L’Autorité Indépendante de Lutte contre la Corruption (AILC) tire la sonnette d’alarme sur de graves dysfonctionnements dans la gestion de la commande publique. Dans une note circulaire , l’institution dénonce des « manquements graves et récurrents » au Code des marchés publics au sein des ministères, établissements publics, collectivités autonomes et autres structures bénéficiant de financements ou de garanties de l’État.
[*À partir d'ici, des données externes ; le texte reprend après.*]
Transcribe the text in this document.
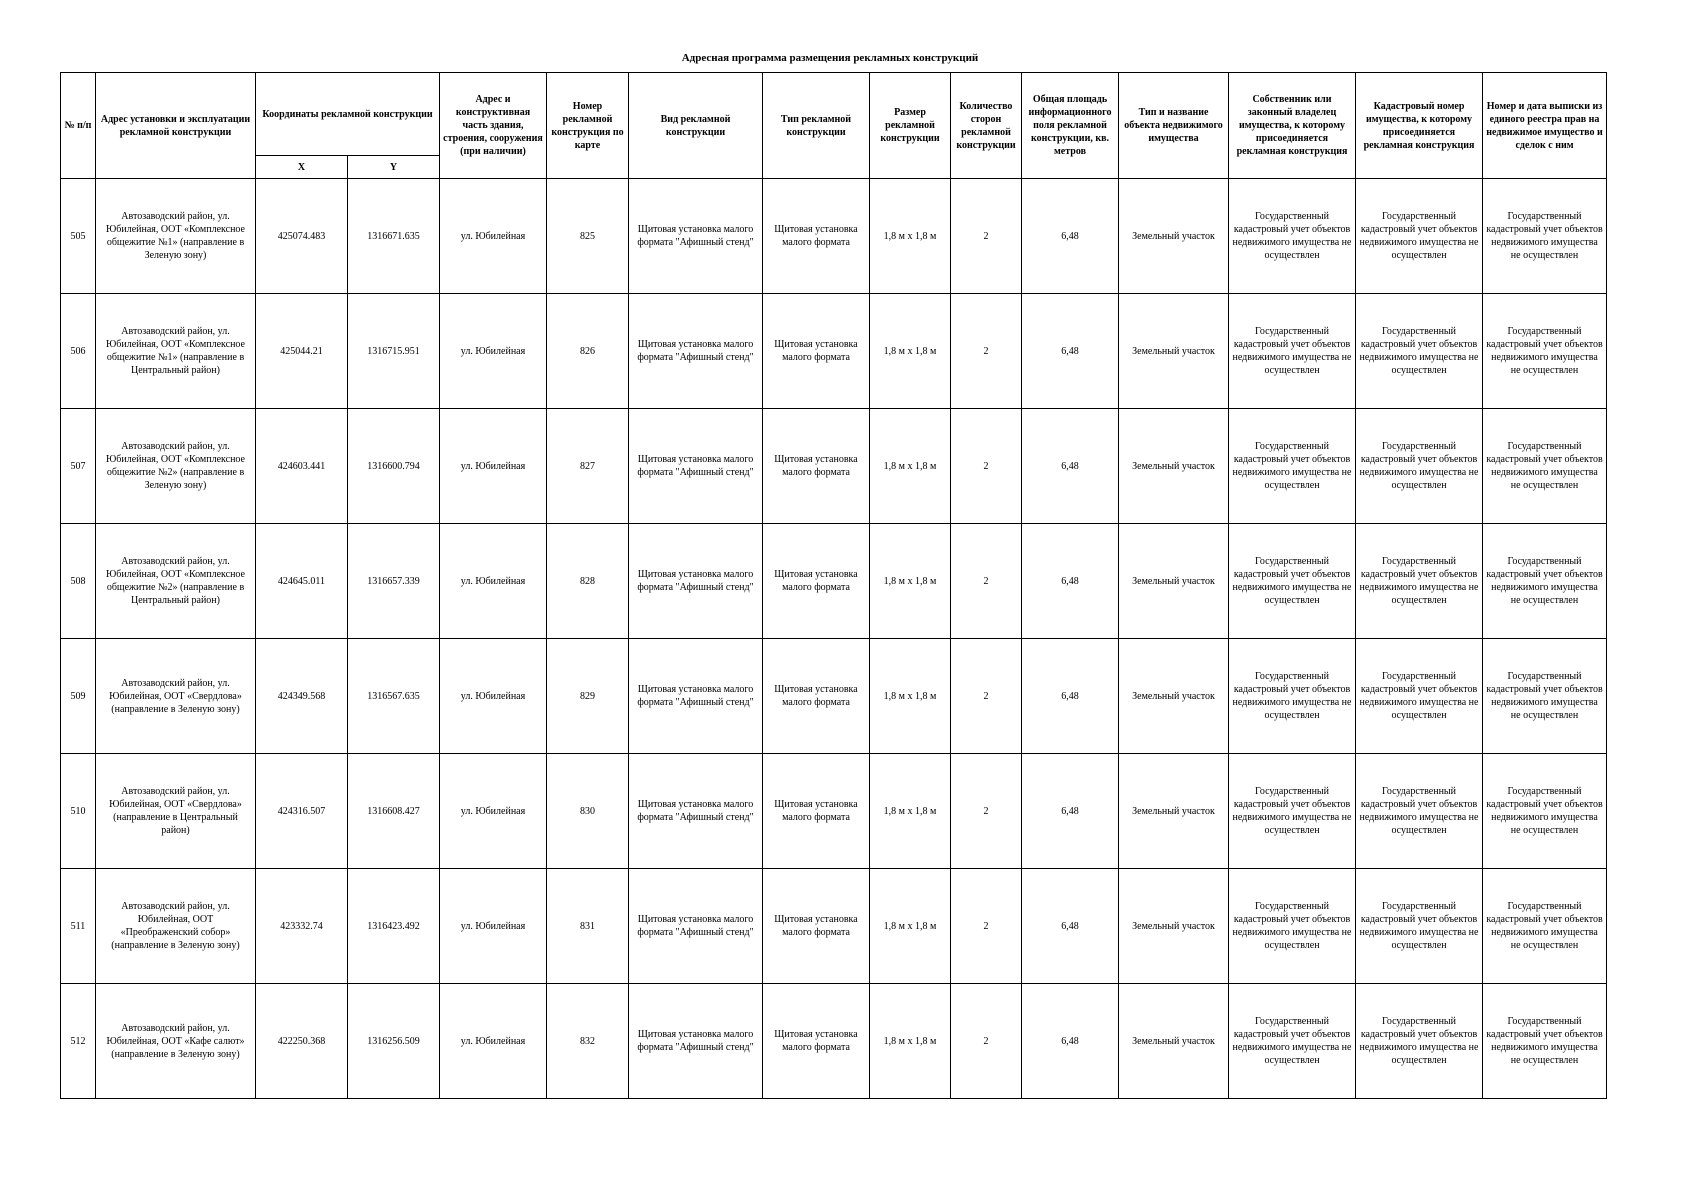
Адресная программа размещения рекламных конструкций
№ п/п	Адрес установки и эксплуатации рекламной конструкции	Координаты рекламной конструкции		Адрес и конструктивная часть здания, строения, сооружения (при наличии)	Номер рекламной конструкция по карте	Вид рекламной конструкции	Тип рекламной конструкции	Размер рекламной конструкции	Количество сторон рекламной конструкции	Общая площадь информационного поля рекламной конструкции, кв. метров	Тип и название объекта недвижимого имущества	Собственник или законный владелец имущества, к которому присоединяется рекламная конструкция	Кадастровый номер имущества, к которому присоединяется рекламная конструкция	Номер и дата выписки из единого реестра прав на недвижимое имущество и сделок с ним
		X	Y											
505	Автозаводский район, ул. Юбилейная, ООТ «Комплексное общежитие №1» (направление в Зеленую зону)	425074.483	1316671.635	ул. Юбилейная	825	Щитовая установка малого формата "Афишный стенд"	Щитовая установка малого формата	1,8 м х 1,8 м	2	6,48	Земельный участок	Государственный кадастровый учет объектов недвижимого имущества не осуществлен	Государственный кадастровый учет объектов недвижимого имущества не осуществлен	Государственный кадастровый учет объектов недвижимого имущества не осуществлен
506	Автозаводский район, ул. Юбилейная, ООТ «Комплексное общежитие №1» (направление в Центральный район)	425044.21	1316715.951	ул. Юбилейная	826	Щитовая установка малого формата "Афишный стенд"	Щитовая установка малого формата	1,8 м х 1,8 м	2	6,48	Земельный участок	Государственный кадастровый учет объектов недвижимого имущества не осуществлен	Государственный кадастровый учет объектов недвижимого имущества не осуществлен	Государственный кадастровый учет объектов недвижимого имущества не осуществлен
507	Автозаводский район, ул. Юбилейная, ООТ «Комплексное общежитие №2» (направление в Зеленую зону)	424603.441	1316600.794	ул. Юбилейная	827	Щитовая установка малого формата "Афишный стенд"	Щитовая установка малого формата	1,8 м х 1,8 м	2	6,48	Земельный участок	Государственный кадастровый учет объектов недвижимого имущества не осуществлен	Государственный кадастровый учет объектов недвижимого имущества не осуществлен	Государственный кадастровый учет объектов недвижимого имущества не осуществлен
508	Автозаводский район, ул. Юбилейная, ООТ «Комплексное общежитие №2» (направление в Центральный район)	424645.011	1316657.339	ул. Юбилейная	828	Щитовая установка малого формата "Афишный стенд"	Щитовая установка малого формата	1,8 м х 1,8 м	2	6,48	Земельный участок	Государственный кадастровый учет объектов недвижимого имущества не осуществлен	Государственный кадастровый учет объектов недвижимого имущества не осуществлен	Государственный кадастровый учет объектов недвижимого имущества не осуществлен
509	Автозаводский район, ул. Юбилейная, ООТ «Свердлова» (направление в Зеленую зону)	424349.568	1316567.635	ул. Юбилейная	829	Щитовая установка малого формата "Афишный стенд"	Щитовая установка малого формата	1,8 м х 1,8 м	2	6,48	Земельный участок	Государственный кадастровый учет объектов недвижимого имущества не осуществлен	Государственный кадастровый учет объектов недвижимого имущества не осуществлен	Государственный кадастровый учет объектов недвижимого имущества не осуществлен
510	Автозаводский район, ул. Юбилейная, ООТ «Свердлова» (направление в Центральный район)	424316.507	1316608.427	ул. Юбилейная	830	Щитовая установка малого формата "Афишный стенд"	Щитовая установка малого формата	1,8 м х 1,8 м	2	6,48	Земельный участок	Государственный кадастровый учет объектов недвижимого имущества не осуществлен	Государственный кадастровый учет объектов недвижимого имущества не осуществлен	Государственный кадастровый учет объектов недвижимого имущества не осуществлен
511	Автозаводский район, ул. Юбилейная, ООТ «Преображенский собор» (направление в Зеленую зону)	423332.74	1316423.492	ул. Юбилейная	831	Щитовая установка малого формата "Афишный стенд"	Щитовая установка малого формата	1,8 м х 1,8 м	2	6,48	Земельный участок	Государственный кадастровый учет объектов недвижимого имущества не осуществлен	Государственный кадастровый учет объектов недвижимого имущества не осуществлен	Государственный кадастровый учет объектов недвижимого имущества не осуществлен
512	Автозаводский район, ул. Юбилейная, ООТ «Кафе салют» (направление в Зеленую зону)	422250.368	1316256.509	ул. Юбилейная	832	Щитовая установка малого формата "Афишный стенд"	Щитовая установка малого формата	1,8 м х 1,8 м	2	6,48	Земельный участок	Государственный кадастровый учет объектов недвижимого имущества не осуществлен	Государственный кадастровый учет объектов недвижимого имущества не осуществлен	Государственный кадастровый учет объектов недвижимого имущества не осуществлен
Selon les missions de contrôle menées par l’AILC, de nombreuses administrations ne disposent pas de plans annuels de passation des marchés, recourent à des procédures sans appel d’offres malgré le dépassement des seuils réglementaires, ou ne respectent pas les seuils de passation et d’approbation prévus par la loi. À ces irrégularités s’ajoutent « des pratiques de surfacturation, des paiements effectués sans service fait, ainsi que la multiplication d’avenants injustifiés ou dépassant les plafonds autorisés», précise le document.
L’AILC met également en cause des manœuvres visant à contourner la loi. « Les contrôles ont révélé des fractionnements artificiels de marchés destinés à éluder les procédures légales, le recours injustifié à l’entente directe ou à la consultation restreinte, ainsi que l’existence de conflits d’intérêts et de pratiques de favoritisme », précise l’institution, qui déplore aussi « l’utilisation abusive de procédures dérogatoires et le non-enregistrement des marchés auprès des structures compétentes ».
Pour l’Autorité de lutte contre la corruption, « l’ensemble de ces pratiques constitue une violation caractérisée du cadre juridique de la commande publique » et « expose les finances publiques à des risques élevés de gaspillage et de détournement ». Elles « portent atteinte aux principes de légalité, de transparence, de concurrence et de bonne gouvernance qui doivent régir les marchés publics », insiste-t-elle.
La note circulaire rappelle par ailleurs le caractère obligatoire des décrets n°2130/PR/2020 du 15 octobre 2020 portant Code des marchés publics et n°2499/PR/2020 du 21 décembre 2020 fixant les seuils de passation, de contrôle et d’approbation. « Leur respect est une obligation légale », avertit l’AILC, précisant que « Leur non-respect engage la responsabilité personnelle et professionnelle des ordonnateurs, gestionnaires de crédits, membres des commissions de passation et de l’ensemble des acteurs de la chaîne de la commande publique ».
L’AILC prévient enfin qu’à « compter de ce mois de janvier 2026, toute violation des textes en vigueur donnera lieu à des sanctions réglementaires, sans préjudice de poursuites administratives, disciplinaires, civiles ou pénales », selon la gravité des faits.
Les responsables des entités concernées sont sommés de renforcer sans délai leurs dispositifs internes de contrôle et de garantir la conformité des procédures de passation et d’exécution des marchés.